Quand on reproche aux Allemands leurs cruautés, ils répondent régulièrement : « Que voulez-vous, c'est la guerre : Krieg ist Krieg. » Et leurs amis et défenseurs officieux n'oublient pas d'ajouter que si l'Allemand a la poigne un peu rude en temps de guerre, il n'a plus rien d'un barbare en temps de paix. Une fois les armes déposées, l'humanité reprend ses droits, la Kultur se rapproche de la civilisation, et l'Allemand applique ses qualités d'organisation aux œuvres d'assistance en temps de paix avec la même conscience qu'aux œuvres de mort en temps de guerre. Un petit fait, qui vient d'être découvert aux Etats-Unis, permet d'apprécier ce que vaut ce plaidoyer. Une enquête a révélé que dans un hospice allemand de vieillards, huit de ces malheureux avaient été supprimés par leurs infirmiers parce qu'ils étaient trop encombrants. Un des coupables a, d'ailleurs, avoué sa complicité, sans trop se faire prier : « Ces vieillards, a-t-il dit, étaient si âgés qu'ils étaient une calamité, et nous pensions qu'il était préférable de les délivrer de la vie. » C'était dans leur intérêt qu'on les endormait au chloroforme pour l'éternité.

On reconnaît ici la méthode scientifique d'outre-Rhin. C'est dans l'intérêt des pays envahis qu'on les détruit, on les détruit pour leur épargner les horreurs d'une guerre prolongée ; c'est de même dans l'intérêt des vieillards qu'on les assassine pour les débarrasser des misères de la vie. Et, dans les deux cas, l'opération s'accomplit par des moyens techniques dignes de la science allemande : bombes spécialement préparées pour les incendies, tubes de chloroforme chimiquement pur pour les meurtres. Il n'y a pas à s'étonner de l'affaire de l'hospice allemand. Ce serait une grande naïveté de croire qu'on peut impunément cultiver les instincts de brutalité, glorifier le triomphe de la force sur le droit, propager la morale du surhomme indifférent au sort des faibles, sans qu'il en résulte une perversion profonde du cœur et de l'esprit.
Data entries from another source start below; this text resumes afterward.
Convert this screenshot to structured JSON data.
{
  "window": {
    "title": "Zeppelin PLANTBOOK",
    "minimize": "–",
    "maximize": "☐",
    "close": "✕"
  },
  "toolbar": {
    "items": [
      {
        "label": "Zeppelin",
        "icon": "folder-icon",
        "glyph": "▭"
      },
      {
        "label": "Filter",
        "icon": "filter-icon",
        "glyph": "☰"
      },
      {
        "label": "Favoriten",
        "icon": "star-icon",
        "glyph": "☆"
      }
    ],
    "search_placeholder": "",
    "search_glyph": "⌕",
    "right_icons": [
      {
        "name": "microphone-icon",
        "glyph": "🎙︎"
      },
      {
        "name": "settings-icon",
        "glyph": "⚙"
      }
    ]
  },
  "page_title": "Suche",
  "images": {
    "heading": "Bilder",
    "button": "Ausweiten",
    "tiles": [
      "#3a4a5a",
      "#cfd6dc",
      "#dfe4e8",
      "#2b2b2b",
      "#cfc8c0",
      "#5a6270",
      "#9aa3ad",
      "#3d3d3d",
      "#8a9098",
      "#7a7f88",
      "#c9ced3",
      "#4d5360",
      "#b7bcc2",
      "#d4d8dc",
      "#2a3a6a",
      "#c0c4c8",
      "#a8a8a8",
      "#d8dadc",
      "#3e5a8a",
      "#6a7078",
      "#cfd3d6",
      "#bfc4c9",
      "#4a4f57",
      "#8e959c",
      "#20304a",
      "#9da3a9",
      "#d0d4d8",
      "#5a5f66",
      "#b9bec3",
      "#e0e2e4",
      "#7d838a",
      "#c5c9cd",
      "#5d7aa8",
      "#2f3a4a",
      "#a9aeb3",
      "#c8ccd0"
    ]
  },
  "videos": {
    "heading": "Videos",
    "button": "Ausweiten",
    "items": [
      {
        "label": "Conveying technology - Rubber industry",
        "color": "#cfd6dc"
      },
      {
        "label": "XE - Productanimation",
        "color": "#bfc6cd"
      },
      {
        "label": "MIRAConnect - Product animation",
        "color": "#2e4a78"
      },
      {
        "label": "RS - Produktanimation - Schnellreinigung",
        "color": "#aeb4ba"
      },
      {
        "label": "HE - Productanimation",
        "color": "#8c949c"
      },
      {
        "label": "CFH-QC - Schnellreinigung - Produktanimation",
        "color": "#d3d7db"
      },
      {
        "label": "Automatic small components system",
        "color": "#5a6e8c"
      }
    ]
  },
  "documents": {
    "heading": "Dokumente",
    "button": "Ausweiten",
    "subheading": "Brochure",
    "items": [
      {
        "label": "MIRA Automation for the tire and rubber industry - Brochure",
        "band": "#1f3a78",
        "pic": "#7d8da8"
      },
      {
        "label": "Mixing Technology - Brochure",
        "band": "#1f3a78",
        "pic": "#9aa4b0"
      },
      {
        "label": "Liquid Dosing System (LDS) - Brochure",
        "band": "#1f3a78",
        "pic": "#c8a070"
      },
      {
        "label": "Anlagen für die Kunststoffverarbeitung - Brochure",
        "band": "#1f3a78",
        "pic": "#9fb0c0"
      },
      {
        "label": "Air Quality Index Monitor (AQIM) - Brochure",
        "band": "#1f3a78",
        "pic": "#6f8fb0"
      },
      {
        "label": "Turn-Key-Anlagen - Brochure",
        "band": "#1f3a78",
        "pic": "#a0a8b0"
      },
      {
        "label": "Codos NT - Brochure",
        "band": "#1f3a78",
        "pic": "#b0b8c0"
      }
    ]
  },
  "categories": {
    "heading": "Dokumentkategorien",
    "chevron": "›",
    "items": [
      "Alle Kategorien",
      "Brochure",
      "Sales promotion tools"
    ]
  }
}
Les sauvages appliquaient autrefois, sans faire tant de métaphysique, le système des infirmiers allemands, quand ils massacraient les vieillards incapables de se cramponner à l'arbre dont leurs fils chéris secouaient vigoureusement le tronc...

10 février 1915.

 

 

 



[1] On peut citer à ce sujet deux articles de la Reçue des Deux-Mondes qui furent l'objet d'une discussion à l'Académie des Sciences morales : Comment l'Alsace est devenue française, de M. Albert-Petit (1er mai 1915), et Les affinités françaises de l'Alsace, de M. Jacques Flach (1er juillet 1915).

[2] Le décret interdisant la vente de l'absinthe est du 15 août 1914.